Industrial output experienced a slight downturn in Q4 of 2017, falling 4% in year-on year terms to £1.08bn. Reasonably strong growth is forecast for 2018, then more modest expansion in 2019 and 2020 as projects starting on site fall, exacerbated by a sizeable decline in new orders in Q4 of 2017.
The commercial market posted a similar year-on-year decline of 3% to £7.04bn in the three months to December 2017. As also reflected in the Q4 fall in new orders, the heightened uncertainty over Brexit is particularly affecting this sector – undoubtedly having led to a more cautious attitude by investors and developers to bringing new office projects forward, while the impact on disposable incomes is also placing downward pressure on the retail subsector. Annual growth in the sector is expected to decline by an average of 4% a year over the forecast period.
02 / New work output
03 / R&M output
04 / New work orders
05 / 2018-20 forecasts
The public housing, private housing, infrastructure and industrial sectors are expected to post annual average growth over the forecast period, with infrastructure output growth being particularly strong. The public non-residential and private commercial sectors are expected to post average yearly declines over the same period, however.

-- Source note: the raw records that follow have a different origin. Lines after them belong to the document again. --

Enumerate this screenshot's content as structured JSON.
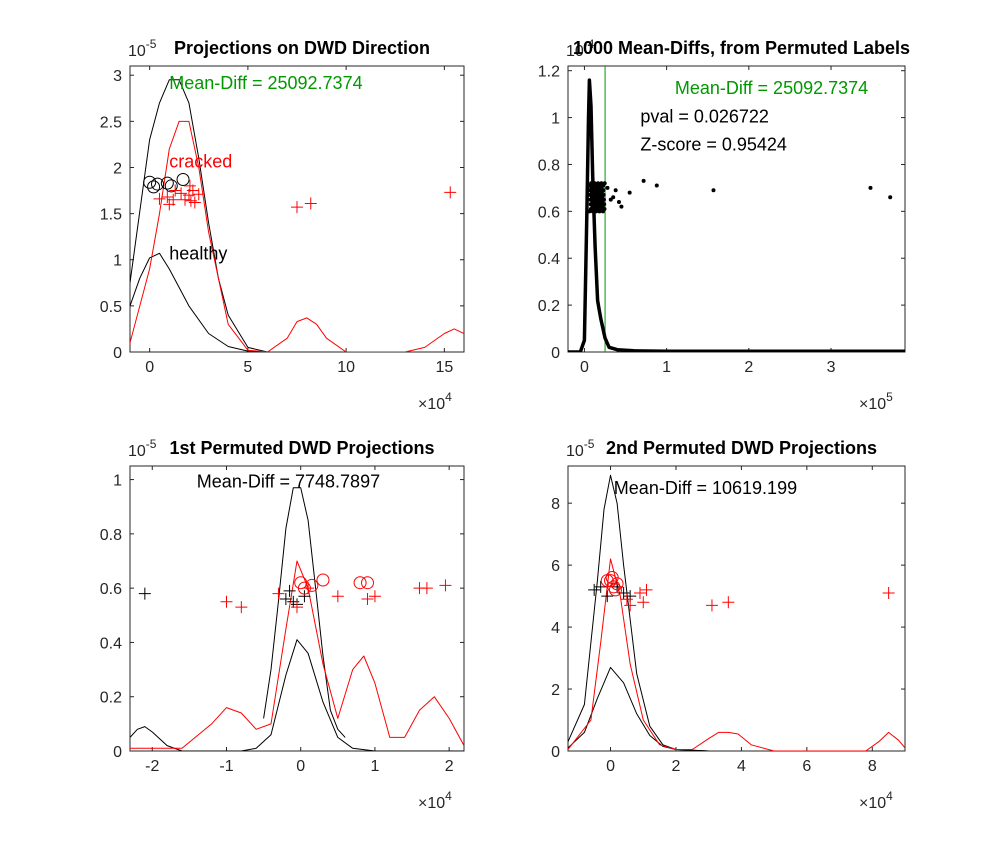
{
  "chart_data": [
    {
      "type": "line",
      "title": "Projections on DWD Direction",
      "exponent_x": "10",
      "exponent_x_pow": "4",
      "exponent_y": "10",
      "exponent_y_pow": "-5",
      "xlim": [
        -1,
        16
      ],
      "ylim": [
        0,
        3.1
      ],
      "xticks": [
        0,
        5,
        10,
        15
      ],
      "yticks": [
        0,
        0.5,
        1,
        1.5,
        2,
        2.5,
        3
      ],
      "annotations": [
        {
          "text": "Mean-Diff = 25092.7374",
          "x": 1.0,
          "y": 2.85,
          "color": "#009900"
        },
        {
          "text": "cracked",
          "x": 1.0,
          "y": 2.0,
          "color": "#ff0000"
        },
        {
          "text": "healthy",
          "x": 1.0,
          "y": 1.0,
          "color": "#000000"
        }
      ],
      "series": [
        {
          "color": "#000000",
          "values_x": [
            -1,
            0,
            0.5,
            1,
            1.5,
            2,
            2.5,
            3,
            3.5,
            4,
            5,
            6
          ],
          "values_y": [
            0.75,
            2.3,
            2.7,
            2.95,
            2.95,
            2.7,
            2.1,
            1.4,
            0.8,
            0.4,
            0.05,
            0
          ]
        },
        {
          "color": "#000000",
          "values_x": [
            -1,
            -0.5,
            0,
            0.5,
            1,
            1.5,
            2,
            3,
            4,
            5,
            6
          ],
          "values_y": [
            0.5,
            0.8,
            1.02,
            1.07,
            0.9,
            0.7,
            0.5,
            0.2,
            0.06,
            0.01,
            0
          ]
        },
        {
          "color": "#ff0000",
          "values_x": [
            -1,
            0,
            0.5,
            1,
            1.5,
            2,
            2.5,
            3,
            4,
            5,
            6,
            7,
            7.5,
            8,
            8.5,
            9,
            10,
            13,
            14,
            15,
            15.5,
            16
          ],
          "values_y": [
            0.1,
            0.9,
            1.5,
            2.2,
            2.5,
            2.5,
            2.0,
            1.3,
            0.3,
            0.02,
            0,
            0.15,
            0.33,
            0.37,
            0.3,
            0.15,
            0,
            0,
            0.05,
            0.2,
            0.25,
            0.2
          ]
        }
      ],
      "points": [
        {
          "marker": "circle",
          "color": "#000000",
          "xy": [
            [
              0,
              1.84
            ],
            [
              0.4,
              1.82
            ],
            [
              0.9,
              1.83
            ],
            [
              1.1,
              1.8
            ],
            [
              0.2,
              1.79
            ],
            [
              1.7,
              1.87
            ]
          ]
        },
        {
          "marker": "plus",
          "color": "#ff0000",
          "xy": [
            [
              0.5,
              1.66
            ],
            [
              0.9,
              1.68
            ],
            [
              1.0,
              1.6
            ],
            [
              1.2,
              1.65
            ],
            [
              1.3,
              1.75
            ],
            [
              1.6,
              1.72
            ],
            [
              1.8,
              1.65
            ],
            [
              2.0,
              1.7
            ],
            [
              2.1,
              1.64
            ],
            [
              2.2,
              1.75
            ],
            [
              2.3,
              1.62
            ],
            [
              2.5,
              1.71
            ],
            [
              7.5,
              1.57
            ],
            [
              8.2,
              1.61
            ],
            [
              15.3,
              1.73
            ],
            [
              2.05,
              1.8
            ]
          ]
        }
      ]
    },
    {
      "type": "line",
      "title": "1000 Mean-Diffs, from Permuted Labels",
      "exponent_x": "10",
      "exponent_x_pow": "5",
      "exponent_y": "10",
      "exponent_y_pow": "-4",
      "xlim": [
        -0.2,
        3.9
      ],
      "ylim": [
        0,
        1.22
      ],
      "xticks": [
        0,
        1,
        2,
        3
      ],
      "yticks": [
        0,
        0.2,
        0.4,
        0.6,
        0.8,
        1,
        1.2
      ],
      "annotations": [
        {
          "text": "Mean-Diff = 25092.7374",
          "x": 1.1,
          "y": 1.1,
          "color": "#009900"
        },
        {
          "text": "pval = 0.026722",
          "x": 0.68,
          "y": 0.98,
          "color": "#000000"
        },
        {
          "text": "Z-score = 0.95424",
          "x": 0.68,
          "y": 0.86,
          "color": "#000000"
        }
      ],
      "vline": {
        "x": 0.251,
        "color": "#009900"
      },
      "series": [
        {
          "color": "#000000",
          "width": 3.5,
          "values_x": [
            -0.2,
            -0.05,
            0.0,
            0.03,
            0.05,
            0.06,
            0.08,
            0.1,
            0.13,
            0.16,
            0.18,
            0.2,
            0.25,
            0.3,
            0.4,
            0.6,
            1.0,
            3.9
          ],
          "values_y": [
            0,
            0,
            0.05,
            0.6,
            1.0,
            1.16,
            1.05,
            0.75,
            0.45,
            0.22,
            0.18,
            0.14,
            0.06,
            0.02,
            0.01,
            0.005,
            0.003,
            0.003
          ]
        }
      ],
      "points": [
        {
          "marker": "dot",
          "color": "#000000",
          "xy": [
            [
              0.32,
              0.65
            ],
            [
              0.38,
              0.69
            ],
            [
              0.45,
              0.62
            ],
            [
              0.55,
              0.68
            ],
            [
              0.72,
              0.73
            ],
            [
              0.88,
              0.71
            ],
            [
              1.57,
              0.69
            ],
            [
              3.48,
              0.7
            ],
            [
              3.72,
              0.66
            ],
            [
              0.28,
              0.7
            ],
            [
              0.35,
              0.66
            ],
            [
              0.42,
              0.64
            ]
          ]
        }
      ]
    },
    {
      "type": "line",
      "title": "1st Permuted DWD Projections",
      "exponent_x": "10",
      "exponent_x_pow": "4",
      "exponent_y": "10",
      "exponent_y_pow": "-5",
      "xlim": [
        -2.3,
        2.2
      ],
      "ylim": [
        0,
        1.05
      ],
      "xticks": [
        -2,
        -1,
        0,
        1,
        2
      ],
      "yticks": [
        0,
        0.2,
        0.4,
        0.6,
        0.8,
        1
      ],
      "annotations": [
        {
          "text": "Mean-Diff = 7748.7897",
          "x": -1.4,
          "y": 0.97,
          "color": "#000000"
        }
      ],
      "series": [
        {
          "color": "#000000",
          "values_x": [
            -0.5,
            -0.4,
            -0.3,
            -0.2,
            -0.1,
            0,
            0.1,
            0.2,
            0.3,
            0.4,
            0.5,
            0.6
          ],
          "values_y": [
            0.12,
            0.3,
            0.55,
            0.82,
            0.97,
            0.97,
            0.85,
            0.6,
            0.35,
            0.15,
            0.08,
            0.05
          ]
        },
        {
          "color": "#000000",
          "values_x": [
            -2.3,
            -2.2,
            -2.1,
            -2.0,
            -1.8,
            -1.6,
            -1.4,
            -1.2,
            -1.0,
            -0.8,
            -0.6,
            -0.4,
            -0.2,
            -0.05,
            0.1,
            0.3,
            0.5,
            0.7,
            1.0,
            2.2
          ],
          "values_y": [
            0.05,
            0.08,
            0.09,
            0.07,
            0.02,
            0,
            0,
            0,
            0,
            0,
            0.01,
            0.06,
            0.28,
            0.41,
            0.36,
            0.18,
            0.05,
            0.01,
            0,
            0
          ]
        },
        {
          "color": "#ff0000",
          "values_x": [
            -2.3,
            -1.6,
            -1.2,
            -1.0,
            -0.8,
            -0.6,
            -0.4,
            -0.2,
            -0.05,
            0.1,
            0.3,
            0.5,
            0.7,
            0.85,
            1.0,
            1.2,
            1.4,
            1.6,
            1.8,
            2.0,
            2.2
          ],
          "values_y": [
            0.01,
            0.01,
            0.1,
            0.16,
            0.14,
            0.08,
            0.1,
            0.45,
            0.7,
            0.6,
            0.32,
            0.12,
            0.3,
            0.35,
            0.25,
            0.05,
            0.05,
            0.15,
            0.2,
            0.12,
            0.02
          ]
        }
      ],
      "points": [
        {
          "marker": "plus",
          "color": "#000000",
          "xy": [
            [
              -2.1,
              0.58
            ],
            [
              -0.2,
              0.56
            ],
            [
              -0.1,
              0.55
            ],
            [
              0.05,
              0.57
            ],
            [
              -0.15,
              0.59
            ],
            [
              -0.05,
              0.54
            ]
          ]
        },
        {
          "marker": "plus",
          "color": "#ff0000",
          "xy": [
            [
              -1.0,
              0.55
            ],
            [
              -0.8,
              0.53
            ],
            [
              -0.3,
              0.58
            ],
            [
              -0.05,
              0.53
            ],
            [
              0.1,
              0.6
            ],
            [
              0.5,
              0.57
            ],
            [
              0.9,
              0.56
            ],
            [
              1.0,
              0.57
            ],
            [
              1.6,
              0.6
            ],
            [
              1.7,
              0.6
            ],
            [
              1.95,
              0.61
            ]
          ]
        },
        {
          "marker": "circle",
          "color": "#ff0000",
          "xy": [
            [
              0.0,
              0.62
            ],
            [
              0.05,
              0.6
            ],
            [
              0.15,
              0.61
            ],
            [
              0.3,
              0.63
            ],
            [
              0.8,
              0.62
            ],
            [
              0.9,
              0.62
            ]
          ]
        }
      ]
    },
    {
      "type": "line",
      "title": "2nd Permuted DWD Projections",
      "exponent_x": "10",
      "exponent_x_pow": "4",
      "exponent_y": "10",
      "exponent_y_pow": "-5",
      "xlim": [
        -1.3,
        9.0
      ],
      "ylim": [
        0,
        9.2
      ],
      "xticks": [
        0,
        2,
        4,
        6,
        8
      ],
      "yticks": [
        0,
        2,
        4,
        6,
        8
      ],
      "annotations": [
        {
          "text": "Mean-Diff = 10619.199",
          "x": 0.1,
          "y": 8.3,
          "color": "#000000"
        }
      ],
      "series": [
        {
          "color": "#000000",
          "values_x": [
            -1.3,
            -0.8,
            -0.4,
            -0.2,
            0,
            0.2,
            0.4,
            0.8,
            1.2,
            1.6,
            2.0,
            3.0
          ],
          "values_y": [
            0.3,
            1.5,
            5.5,
            7.8,
            8.9,
            8.0,
            6.0,
            2.5,
            0.8,
            0.2,
            0.05,
            0
          ]
        },
        {
          "color": "#000000",
          "values_x": [
            -1.3,
            -0.8,
            -0.4,
            0,
            0.4,
            0.8,
            1.2,
            1.6,
            2.0,
            3.0
          ],
          "values_y": [
            0.1,
            0.6,
            1.7,
            2.7,
            2.2,
            1.2,
            0.5,
            0.15,
            0.05,
            0
          ]
        },
        {
          "color": "#ff0000",
          "values_x": [
            -1.3,
            -0.6,
            -0.3,
            0,
            0.3,
            0.6,
            1.0,
            1.5,
            2.0,
            2.5,
            3.0,
            3.3,
            3.6,
            3.9,
            4.3,
            5.0,
            7.8,
            8.2,
            8.5,
            8.8,
            9.0
          ],
          "values_y": [
            0.05,
            1.0,
            3.5,
            6.2,
            5.0,
            2.8,
            1.0,
            0.2,
            0.05,
            0.05,
            0.4,
            0.6,
            0.6,
            0.55,
            0.2,
            0,
            0,
            0.3,
            0.6,
            0.35,
            0.1
          ]
        }
      ],
      "points": [
        {
          "marker": "plus",
          "color": "#000000",
          "xy": [
            [
              -0.5,
              5.2
            ],
            [
              -0.3,
              5.3
            ],
            [
              -0.1,
              5.0
            ],
            [
              0.2,
              5.3
            ],
            [
              0.4,
              5.1
            ],
            [
              0.6,
              5.0
            ]
          ]
        },
        {
          "marker": "plus",
          "color": "#ff0000",
          "xy": [
            [
              0.5,
              4.9
            ],
            [
              0.6,
              4.7
            ],
            [
              0.9,
              5.1
            ],
            [
              1.0,
              4.8
            ],
            [
              1.1,
              5.2
            ],
            [
              3.1,
              4.7
            ],
            [
              3.6,
              4.8
            ],
            [
              8.5,
              5.1
            ]
          ]
        },
        {
          "marker": "circle",
          "color": "#ff0000",
          "xy": [
            [
              -0.1,
              5.5
            ],
            [
              0.0,
              5.5
            ],
            [
              0.05,
              5.6
            ],
            [
              0.1,
              5.3
            ],
            [
              0.15,
              5.2
            ],
            [
              0.2,
              5.4
            ]
          ]
        }
      ]
    }
  ]
}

06 / Regional new work output
In the three months to December 2017, new work output in current prices increased in eight out of 11 regions and devolved nations on an annual basis.
07 / Regional R&M output
Output for the repair and maintenance sector (R&M) increased in six out of 11 regions and devolved nations on an annual basis.
08 / Regional new work orders
New work orders increased in three out of 11 regions on a yearly basis in the final quarter of 2017. Yorkshire and Humber experienced the biggest absolute rise in orders, with an increase of £2.51bn to £3.16bn. This is likely to have happened as a result of the £2.25bn TransPennine upgrade from Stalybridge to Leeds.